One alternate medication, milnacipran, often ranked as the next most efficacious antidepressant in chronic pain treatment, although the certainty of evidence was lower than that of duloxetine. Across all secondary efficacy outcomes (including moderate pain relief, physical function, sleep and quality of life), duloxetine and milnacipran again ranked highest with moderate-certainty evidence.
The study’s primary conclusion states that despite investigating 25 different antidepressants, the only medication researchers are certain about for treating chronic pain is duloxetine. Some evidence for milnacipran is promising, although further high-quality research is needed to be confident about any conclusions. Evidence for all other antidepressants was low certainty.
While the findings from this meta-analysis can be pertinent for future chronic pain treatment, many questions remain. As the average study included in the meta-analysis lasted 10 weeks, there is no usable data beyond that period. This information would be crucial to understanding long-term effects as most chronic pain lasts beyond 10 weeks. To that end, there is no reliable evidence concerning the safety of taking antidepressants for chronic pain, for example, and there is not enough data to be certain about subsequent unwanted effects of taking it and the length of treatment.

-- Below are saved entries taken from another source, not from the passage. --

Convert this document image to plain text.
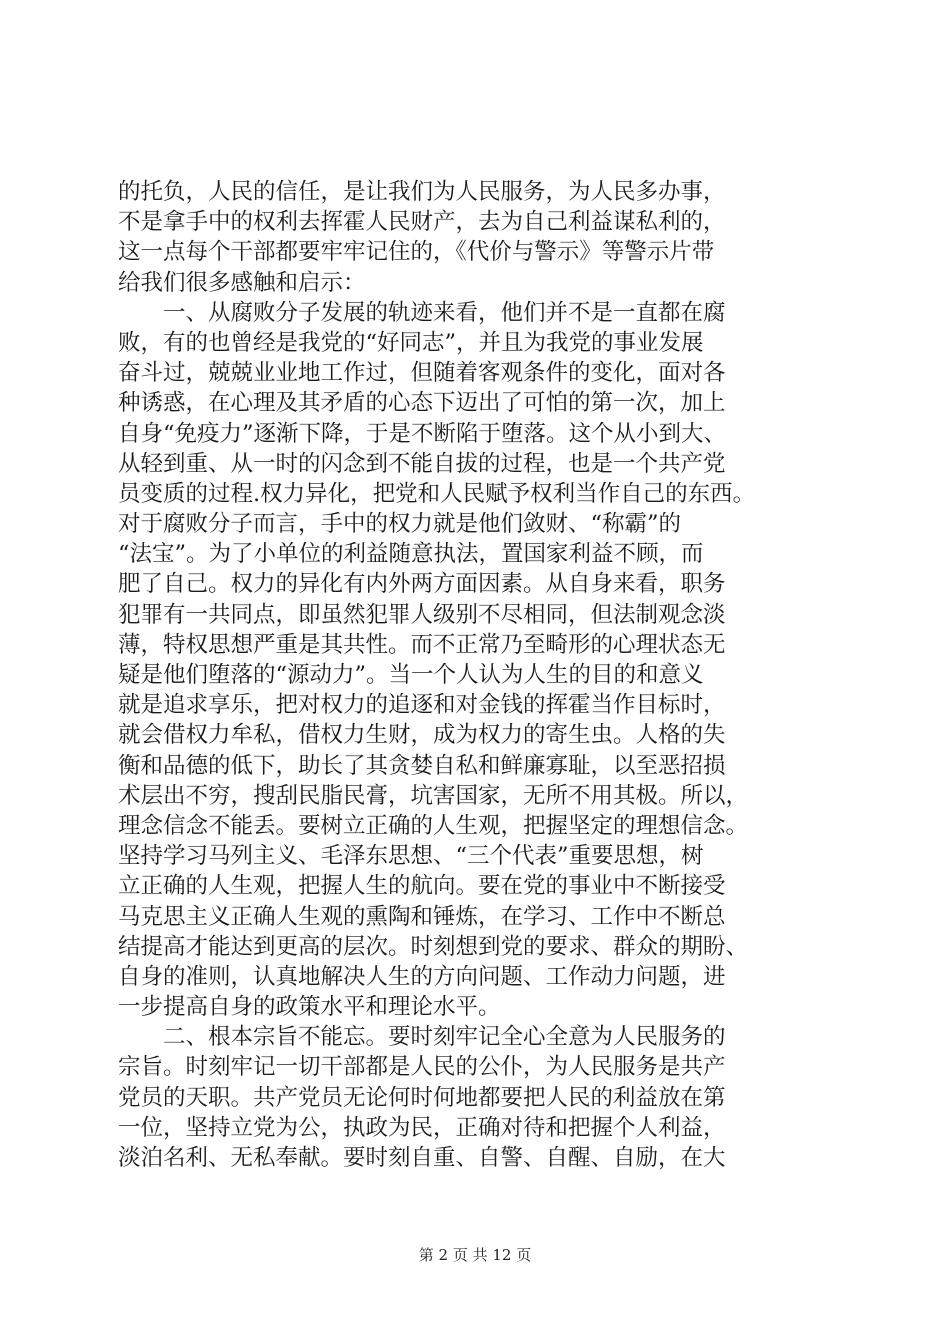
的托负，人民的信任，是让我们为人民服务，为人民多办事，
不是拿手中的权利去挥霍人民财产，去为自己利益谋私利的，
这一点每个干部都要牢牢记住的，《代价与警示》等警示片带
给我们很多感触和启示：
　　一、从腐败分子发展的轨迹来看，他们并不是一直都在腐
败，有的也曾经是我党的“好同志”，并且为我党的事业发展
奋斗过，兢兢业业地工作过，但随着客观条件的变化，面对各
种诱惑，在心理及其矛盾的心态下迈出了可怕的第一次，加上
自身“免疫力”逐渐下降，于是不断陷于堕落。这个从小到大、
从轻到重、从一时的闪念到不能自拔的过程，也是一个共产党
员变质的过程.权力异化，把党和人民赋予权利当作自己的东西。
对于腐败分子而言，手中的权力就是他们敛财、“称霸”的
“法宝”。为了小单位的利益随意执法，置国家利益不顾，而
肥了自己。权力的异化有内外两方面因素。从自身来看，职务
犯罪有一共同点，即虽然犯罪人级别不尽相同，但法制观念淡
薄，特权思想严重是其共性。而不正常乃至畸形的心理状态无
疑是他们堕落的“源动力”。当一个人认为人生的目的和意义
就是追求享乐，把对权力的追逐和对金钱的挥霍当作目标时，
就会借权力牟私，借权力生财，成为权力的寄生虫。人格的失
衡和品德的低下，助长了其贪婪自私和鲜廉寡耻，以至恶招损
术层出不穷，搜刮民脂民膏，坑害国家，无所不用其极。所以，
理念信念不能丢。要树立正确的人生观，把握坚定的理想信念。
坚持学习马列主义、毛泽东思想、“三个代表”重要思想，树
立正确的人生观，把握人生的航向。要在党的事业中不断接受
马克思主义正确人生观的熏陶和锤炼，在学习、工作中不断总
结提高才能达到更高的层次。时刻想到党的要求、群众的期盼、
自身的准则，认真地解决人生的方向问题、工作动力问题，进
一步提高自身的政策水平和理论水平。
　　二、根本宗旨不能忘。要时刻牢记全心全意为人民服务的
宗旨。时刻牢记一切干部都是人民的公仆，为人民服务是共产
党员的天职。共产党员无论何时何地都要把人民的利益放在第
一位，坚持立党为公，执政为民，正确对待和把握个人利益，
淡泊名利、无私奉献。要时刻自重、自警、自醒、自励，在大
第 2 页 共 12 页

What this review could mean for CPM
Cochrane reviews can be particularly helpful in re-examining generic medications that have little new research surrounding its efficacy since the medication attained FDA-approved labeling years or decades earlier. That allows us to look at, for example, TCA’s — among the earliest antidepressant class developed, introduced in the early 1950’s — in comparison to duloxetine (Cymbalta), an SNRI medication that the FDA approved in 2004. In comparing the two, we can analyze: What have we seen in each drug’s history? What works, what doesn’t? Which patient profile might benefit from SNRIs, instead of TCAs, and vice versa?

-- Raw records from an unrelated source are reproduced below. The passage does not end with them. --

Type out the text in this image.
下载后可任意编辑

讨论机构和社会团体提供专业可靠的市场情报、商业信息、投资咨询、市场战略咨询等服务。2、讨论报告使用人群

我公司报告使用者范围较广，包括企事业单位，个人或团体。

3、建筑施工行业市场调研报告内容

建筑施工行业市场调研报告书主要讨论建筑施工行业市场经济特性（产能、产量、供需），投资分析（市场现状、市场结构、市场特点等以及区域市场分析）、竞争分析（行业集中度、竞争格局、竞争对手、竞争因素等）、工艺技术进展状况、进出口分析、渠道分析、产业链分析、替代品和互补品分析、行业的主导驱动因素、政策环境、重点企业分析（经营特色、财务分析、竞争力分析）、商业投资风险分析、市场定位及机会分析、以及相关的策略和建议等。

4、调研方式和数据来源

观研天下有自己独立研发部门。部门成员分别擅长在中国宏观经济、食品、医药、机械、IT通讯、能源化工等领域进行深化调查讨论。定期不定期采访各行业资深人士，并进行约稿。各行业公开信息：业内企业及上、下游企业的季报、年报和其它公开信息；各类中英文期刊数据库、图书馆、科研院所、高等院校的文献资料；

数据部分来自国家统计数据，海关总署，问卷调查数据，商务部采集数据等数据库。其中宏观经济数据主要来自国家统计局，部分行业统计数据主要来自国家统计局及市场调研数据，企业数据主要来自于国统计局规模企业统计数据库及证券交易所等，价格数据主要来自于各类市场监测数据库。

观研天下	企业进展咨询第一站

In assessing any patient’s treatment, several factors must be weighed to find the right balance. No two patients are exactly alike — making it critical to adopt a people-focused approach. At Sedgwick, we focus on individualizing care while ensuring prescribing patterns are in line with evidence-based guidelines and that employees are receiving optimal support to facilitate their recovery.
We view patients’ cases retrospectively, and holistically. CPM nurses and pharmacists make recommendations to the injured worker’s prescribing physician with this goal in mind. Each recommendation is bolstered by sharp clinical reasoning and lies within the framework of current guidelines — all while aligning with the context of the patient’s medical history.

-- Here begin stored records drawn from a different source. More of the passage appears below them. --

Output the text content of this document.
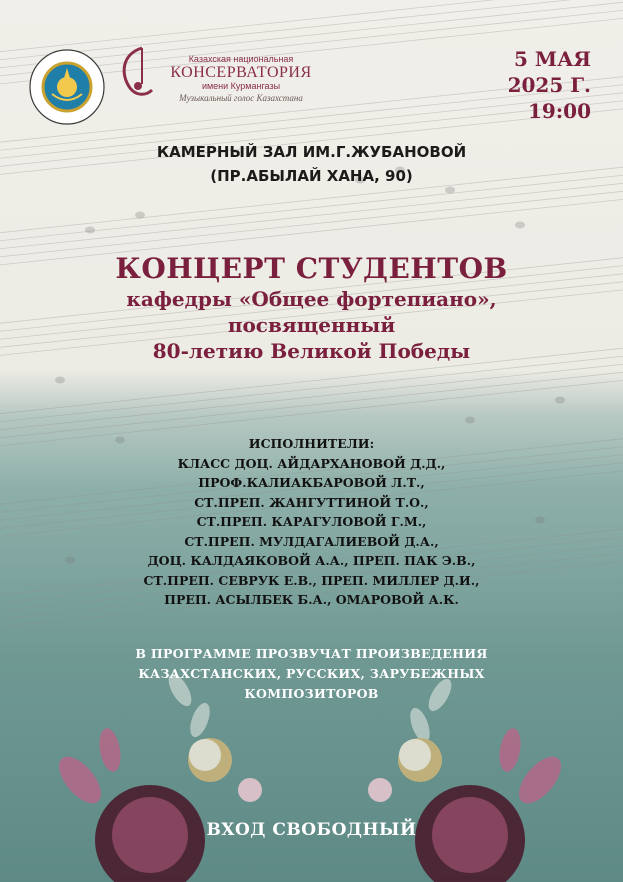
Казахская национальная
КОНСЕРВАТОРИЯ
имени Курмангазы
Музыкальный голос Казахстана
5 МАЯ
2025 Г.
19:00
КАМЕРНЫЙ ЗАЛ ИМ.Г.ЖУБАНОВОЙ
(ПР.АБЫЛАЙ ХАНА, 90)
КОНЦЕРТ СТУДЕНТОВ
кафедры «Общее фортепиано»,
посвященный
80-летию Великой Победы
ИСПОЛНИТЕЛИ:
КЛАСС ДОЦ. АЙДАРХАНОВОЙ Д.Д.,
ПРОФ.КАЛИАКБАРОВОЙ Л.Т.,
СТ.ПРЕП. ЖАНГУТТИНОЙ Т.О.,
СТ.ПРЕП. КАРАГУЛОВОЙ Г.М.,
СТ.ПРЕП. МУЛДАГАЛИЕВОЙ Д.А.,
ДОЦ. КАЛДАЯКОВОЙ А.А., ПРЕП. ПАК Э.В.,
СТ.ПРЕП. СЕВРУК Е.В., ПРЕП. МИЛЛЕР Д.И.,
ПРЕП. АСЫЛБЕК Б.А., ОМАРОВОЙ А.К.
В ПРОГРАММЕ ПРОЗВУЧАТ ПРОИЗВЕДЕНИЯ
КАЗАХСТАНСКИХ, РУССКИХ, ЗАРУБЕЖНЫХ
КОМПОЗИТОРОВ
ВХОД СВОБОДНЫЙ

New research is critical, as evidence-based discoveries can inform future updates to the national guidelines used daily to recommend treatments to patients. Due to the guidelines’ ever-changing nature, CPM clinicians consistently reassess best practices to ensure the best possible treatment is in place.
Sedgwick’s complex pharmacy team is in the process of reviewing best practices and routing rules, while watching closely for updated national/state guidelines considering this analysis. The potential impact this might have is yet to be determined — until then, we will continue adapting our best practices to better support injured workers.